Soit une marge de 30M€ sur ce mercato. Même en enlevant la vente exceptionnelle due à l’éclosion aussi surprenante, qu’inattendue d’Ekitike, le club pourrait avoir une balance proche de l’équilibre.

Cette « marge » estimée n’est que fictive et servira, en réalité, à de bien nombreuses dépenses telles que :
– Régler les commissions d’agents et intermédiaires intervenues directement ou indirectement dans les transferts (achats/ventes)
– Amélioration et développement du centre de vie
– Investissement lors du mercato d’hiver sur d’éventuelles opportunités de marchés

Ces bénéfices sur le marché des transferts sont les fruits de ce trading raisonné qui se basent sur une notion assez simple qui est de diversifier ses stratégies d’investissements dans le recrutement de jeunes joueurs. Ces dernières années, le club a travaillé sur plusieurs secteurs de recrutements avec des réussites et des échecs qui sont les suivants :
– Mise en avant des purs produits de la formation rémoise (Ekitike, Cervantes, Atangana, Byar)
– Recrutement de jeunes talents français pour la formation (Mbuku, Diakhon, Koudou)
– Développement de la post-formation (Disasi, Flips, Locko, Kebbal, Brahimi, Guitane)
– Attirés des jeunes talents prisés en Europe (Daramy, Cajuste, Nakamura, Zeneli, Diakité)
– Recrutement au sein d’académies africaines (El Bilal Touré, Lopy, Mbow, Doucouré, Diarra, Doumbia, Sekongo, Bojang)
– Recrutement de jeunes talents internationaux (Lukic, Henry, De La Cruz, Mo. Touré)

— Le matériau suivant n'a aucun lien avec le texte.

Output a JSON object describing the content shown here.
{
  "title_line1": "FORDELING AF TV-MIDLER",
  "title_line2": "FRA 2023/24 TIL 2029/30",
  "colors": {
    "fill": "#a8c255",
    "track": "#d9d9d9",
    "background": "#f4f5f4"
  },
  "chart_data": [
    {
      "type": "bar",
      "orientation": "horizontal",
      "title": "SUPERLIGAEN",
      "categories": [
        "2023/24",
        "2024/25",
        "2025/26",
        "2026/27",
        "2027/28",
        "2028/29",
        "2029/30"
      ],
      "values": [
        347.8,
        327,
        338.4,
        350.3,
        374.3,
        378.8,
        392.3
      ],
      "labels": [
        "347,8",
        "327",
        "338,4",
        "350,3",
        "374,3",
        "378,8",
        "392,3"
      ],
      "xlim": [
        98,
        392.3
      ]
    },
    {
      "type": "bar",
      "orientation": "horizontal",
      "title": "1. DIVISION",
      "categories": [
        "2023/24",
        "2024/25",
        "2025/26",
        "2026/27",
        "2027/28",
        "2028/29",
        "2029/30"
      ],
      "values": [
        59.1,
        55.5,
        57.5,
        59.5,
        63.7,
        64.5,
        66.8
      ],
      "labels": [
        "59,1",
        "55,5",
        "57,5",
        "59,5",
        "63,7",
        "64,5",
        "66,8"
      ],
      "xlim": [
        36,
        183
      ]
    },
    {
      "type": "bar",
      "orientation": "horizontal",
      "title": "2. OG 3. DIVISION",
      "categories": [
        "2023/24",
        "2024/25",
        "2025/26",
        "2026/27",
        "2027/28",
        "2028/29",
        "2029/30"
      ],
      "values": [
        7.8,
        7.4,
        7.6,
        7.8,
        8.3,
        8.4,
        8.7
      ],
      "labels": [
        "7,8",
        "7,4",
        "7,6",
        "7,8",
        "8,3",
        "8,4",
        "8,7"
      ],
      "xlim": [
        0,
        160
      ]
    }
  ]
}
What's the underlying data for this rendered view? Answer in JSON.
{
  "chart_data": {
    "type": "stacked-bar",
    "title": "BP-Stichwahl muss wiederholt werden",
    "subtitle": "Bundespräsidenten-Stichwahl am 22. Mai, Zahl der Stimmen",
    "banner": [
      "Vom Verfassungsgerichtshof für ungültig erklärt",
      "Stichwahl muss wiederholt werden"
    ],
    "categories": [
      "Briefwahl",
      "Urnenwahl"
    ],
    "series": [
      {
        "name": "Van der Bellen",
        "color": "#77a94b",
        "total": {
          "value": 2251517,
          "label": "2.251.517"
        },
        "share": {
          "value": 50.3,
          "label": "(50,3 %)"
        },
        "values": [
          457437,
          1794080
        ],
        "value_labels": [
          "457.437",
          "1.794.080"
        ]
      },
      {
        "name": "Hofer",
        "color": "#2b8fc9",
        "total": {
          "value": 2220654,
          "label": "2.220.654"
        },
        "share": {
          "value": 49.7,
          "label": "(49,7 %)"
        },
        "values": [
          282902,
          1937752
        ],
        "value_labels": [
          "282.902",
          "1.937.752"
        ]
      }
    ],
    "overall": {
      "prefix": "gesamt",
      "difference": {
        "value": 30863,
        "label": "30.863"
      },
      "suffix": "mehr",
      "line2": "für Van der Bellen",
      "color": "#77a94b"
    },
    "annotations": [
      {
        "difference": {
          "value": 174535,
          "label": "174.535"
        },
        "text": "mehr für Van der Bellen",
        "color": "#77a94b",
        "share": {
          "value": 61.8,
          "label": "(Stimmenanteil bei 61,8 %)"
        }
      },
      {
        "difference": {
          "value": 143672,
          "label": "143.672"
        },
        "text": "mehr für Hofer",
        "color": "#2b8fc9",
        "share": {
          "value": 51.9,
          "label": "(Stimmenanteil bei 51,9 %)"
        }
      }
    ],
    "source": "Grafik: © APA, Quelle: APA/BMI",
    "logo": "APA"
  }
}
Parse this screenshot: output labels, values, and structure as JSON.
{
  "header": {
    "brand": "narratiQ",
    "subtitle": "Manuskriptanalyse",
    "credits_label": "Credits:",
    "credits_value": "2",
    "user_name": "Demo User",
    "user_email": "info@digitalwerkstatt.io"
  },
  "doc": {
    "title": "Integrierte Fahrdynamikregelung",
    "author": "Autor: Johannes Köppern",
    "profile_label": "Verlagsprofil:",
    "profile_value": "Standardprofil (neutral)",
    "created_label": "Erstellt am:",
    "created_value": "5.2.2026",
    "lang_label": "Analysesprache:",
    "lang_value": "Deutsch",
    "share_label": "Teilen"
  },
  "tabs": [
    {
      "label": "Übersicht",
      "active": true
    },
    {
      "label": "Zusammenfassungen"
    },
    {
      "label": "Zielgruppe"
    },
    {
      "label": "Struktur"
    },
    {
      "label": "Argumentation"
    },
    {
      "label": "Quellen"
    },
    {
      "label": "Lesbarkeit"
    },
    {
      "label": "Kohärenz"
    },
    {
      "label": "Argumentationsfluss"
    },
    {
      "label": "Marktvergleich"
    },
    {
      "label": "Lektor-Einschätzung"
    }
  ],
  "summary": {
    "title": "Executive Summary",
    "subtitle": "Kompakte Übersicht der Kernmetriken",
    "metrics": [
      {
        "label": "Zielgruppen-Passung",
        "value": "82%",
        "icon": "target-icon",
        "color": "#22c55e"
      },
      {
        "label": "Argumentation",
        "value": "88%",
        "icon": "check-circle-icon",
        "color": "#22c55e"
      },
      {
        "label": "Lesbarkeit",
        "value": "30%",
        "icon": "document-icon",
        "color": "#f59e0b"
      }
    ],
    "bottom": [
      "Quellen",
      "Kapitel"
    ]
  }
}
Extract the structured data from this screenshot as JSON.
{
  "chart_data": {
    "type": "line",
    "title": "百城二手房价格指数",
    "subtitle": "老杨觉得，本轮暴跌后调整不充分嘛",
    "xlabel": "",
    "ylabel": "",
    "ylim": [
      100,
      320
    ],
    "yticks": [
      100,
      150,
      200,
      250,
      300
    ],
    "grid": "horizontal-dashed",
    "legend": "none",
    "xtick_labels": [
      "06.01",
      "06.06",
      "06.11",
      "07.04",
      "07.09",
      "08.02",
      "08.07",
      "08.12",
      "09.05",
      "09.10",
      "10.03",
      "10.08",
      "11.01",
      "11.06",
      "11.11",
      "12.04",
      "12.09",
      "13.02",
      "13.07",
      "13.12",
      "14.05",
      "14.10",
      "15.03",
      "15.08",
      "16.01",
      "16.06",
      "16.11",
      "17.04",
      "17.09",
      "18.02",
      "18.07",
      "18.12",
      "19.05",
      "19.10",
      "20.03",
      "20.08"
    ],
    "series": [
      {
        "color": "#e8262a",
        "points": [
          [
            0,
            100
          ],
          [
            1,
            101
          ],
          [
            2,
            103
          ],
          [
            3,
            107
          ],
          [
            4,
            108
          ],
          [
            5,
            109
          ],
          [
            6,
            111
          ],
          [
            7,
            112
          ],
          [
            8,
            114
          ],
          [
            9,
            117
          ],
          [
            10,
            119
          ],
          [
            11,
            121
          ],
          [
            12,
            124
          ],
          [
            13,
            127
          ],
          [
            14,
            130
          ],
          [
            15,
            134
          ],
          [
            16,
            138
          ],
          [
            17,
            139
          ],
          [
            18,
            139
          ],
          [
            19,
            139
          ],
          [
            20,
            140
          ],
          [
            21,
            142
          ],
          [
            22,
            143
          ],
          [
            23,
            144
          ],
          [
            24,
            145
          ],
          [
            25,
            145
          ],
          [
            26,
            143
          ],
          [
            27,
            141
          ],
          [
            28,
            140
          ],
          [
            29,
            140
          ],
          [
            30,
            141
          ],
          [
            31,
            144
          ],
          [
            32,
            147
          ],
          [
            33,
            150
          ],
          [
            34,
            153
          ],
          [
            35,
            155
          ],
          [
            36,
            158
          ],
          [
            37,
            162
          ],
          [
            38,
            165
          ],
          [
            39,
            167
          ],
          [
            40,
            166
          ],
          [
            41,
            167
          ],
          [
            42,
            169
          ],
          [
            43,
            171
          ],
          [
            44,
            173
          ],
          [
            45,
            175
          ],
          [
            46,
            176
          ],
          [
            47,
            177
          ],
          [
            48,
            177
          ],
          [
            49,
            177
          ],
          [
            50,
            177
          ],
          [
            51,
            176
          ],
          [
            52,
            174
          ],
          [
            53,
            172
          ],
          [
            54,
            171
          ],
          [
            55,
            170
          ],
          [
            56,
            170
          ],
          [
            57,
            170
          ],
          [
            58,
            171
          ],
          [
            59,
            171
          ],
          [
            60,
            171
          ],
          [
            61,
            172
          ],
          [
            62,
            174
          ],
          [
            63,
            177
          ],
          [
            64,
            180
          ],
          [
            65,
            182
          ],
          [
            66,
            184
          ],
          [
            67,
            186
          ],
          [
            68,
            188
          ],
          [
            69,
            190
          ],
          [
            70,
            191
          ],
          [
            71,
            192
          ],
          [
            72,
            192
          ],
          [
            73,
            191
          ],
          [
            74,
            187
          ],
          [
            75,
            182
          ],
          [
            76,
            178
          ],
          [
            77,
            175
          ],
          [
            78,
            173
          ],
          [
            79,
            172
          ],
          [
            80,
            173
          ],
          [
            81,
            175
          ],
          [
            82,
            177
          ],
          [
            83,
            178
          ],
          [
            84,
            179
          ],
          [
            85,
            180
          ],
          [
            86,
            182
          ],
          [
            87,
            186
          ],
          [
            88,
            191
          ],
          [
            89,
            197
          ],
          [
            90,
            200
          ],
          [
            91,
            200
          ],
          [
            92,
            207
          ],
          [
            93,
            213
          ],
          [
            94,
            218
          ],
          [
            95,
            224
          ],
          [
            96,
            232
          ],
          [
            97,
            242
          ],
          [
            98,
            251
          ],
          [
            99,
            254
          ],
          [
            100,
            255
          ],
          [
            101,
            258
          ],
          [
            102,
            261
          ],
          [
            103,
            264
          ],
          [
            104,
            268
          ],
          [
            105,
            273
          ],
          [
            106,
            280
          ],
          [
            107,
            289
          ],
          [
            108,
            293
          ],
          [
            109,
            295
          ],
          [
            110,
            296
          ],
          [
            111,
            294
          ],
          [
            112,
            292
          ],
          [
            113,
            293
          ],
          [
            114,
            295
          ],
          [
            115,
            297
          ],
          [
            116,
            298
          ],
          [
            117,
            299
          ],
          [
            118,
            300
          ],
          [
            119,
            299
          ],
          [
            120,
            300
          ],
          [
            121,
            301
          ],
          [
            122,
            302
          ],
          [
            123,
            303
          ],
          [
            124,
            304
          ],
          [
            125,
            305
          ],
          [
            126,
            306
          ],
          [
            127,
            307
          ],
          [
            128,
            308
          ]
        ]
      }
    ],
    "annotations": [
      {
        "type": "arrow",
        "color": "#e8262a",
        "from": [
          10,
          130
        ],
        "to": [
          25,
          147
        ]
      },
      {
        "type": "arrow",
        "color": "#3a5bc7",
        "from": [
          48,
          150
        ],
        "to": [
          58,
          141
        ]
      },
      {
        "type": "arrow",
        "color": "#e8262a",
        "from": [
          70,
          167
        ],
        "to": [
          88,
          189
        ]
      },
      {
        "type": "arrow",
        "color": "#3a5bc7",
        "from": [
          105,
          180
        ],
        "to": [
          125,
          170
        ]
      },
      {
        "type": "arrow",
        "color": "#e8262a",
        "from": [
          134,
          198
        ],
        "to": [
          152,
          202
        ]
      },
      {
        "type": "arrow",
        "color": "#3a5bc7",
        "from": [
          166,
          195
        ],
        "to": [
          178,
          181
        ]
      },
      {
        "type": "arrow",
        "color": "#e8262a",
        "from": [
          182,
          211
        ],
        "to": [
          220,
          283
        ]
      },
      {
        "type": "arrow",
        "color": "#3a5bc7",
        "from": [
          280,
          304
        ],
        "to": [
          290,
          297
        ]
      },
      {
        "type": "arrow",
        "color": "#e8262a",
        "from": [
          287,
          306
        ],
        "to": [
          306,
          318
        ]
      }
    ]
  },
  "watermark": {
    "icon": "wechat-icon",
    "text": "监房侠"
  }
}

Si tous n’ont pas ou ne vont pas réussir à éclore au club, ceux qui vont réussir vont permettre d’amener une plus-value sportive à l’équipe mais aussi un retour sur investissement financier des plus intéressants, permettant au club de continuer à se développer et à grandir.

 

Pour conclure, s’il y a sans doute d’autres aspects à évoquer pour expliquer l’évolution du club ces dernières saisons, voici trois points qui me semblent déterminant et qui démontrent comment un club bien géré et patient, faisant les choses dans l’ordre, sans griller les étapes, peut (re)devenir un club qui compte dans le paysage du football français. C’est en tout cas ce que l’on espère en tant que supporter. Il n’y a certes eu que peu d’épopée et de parcours incroyables en coupe ou en championnat, mais je suis persuadé que le meilleur est à venir pour le Stade de Reims et peut-être même dès cette saison. Ce ne serait que juste récompense pour tous ceux qui ont permis le renouveau de ce club mythique qu’est le Stade de Reims.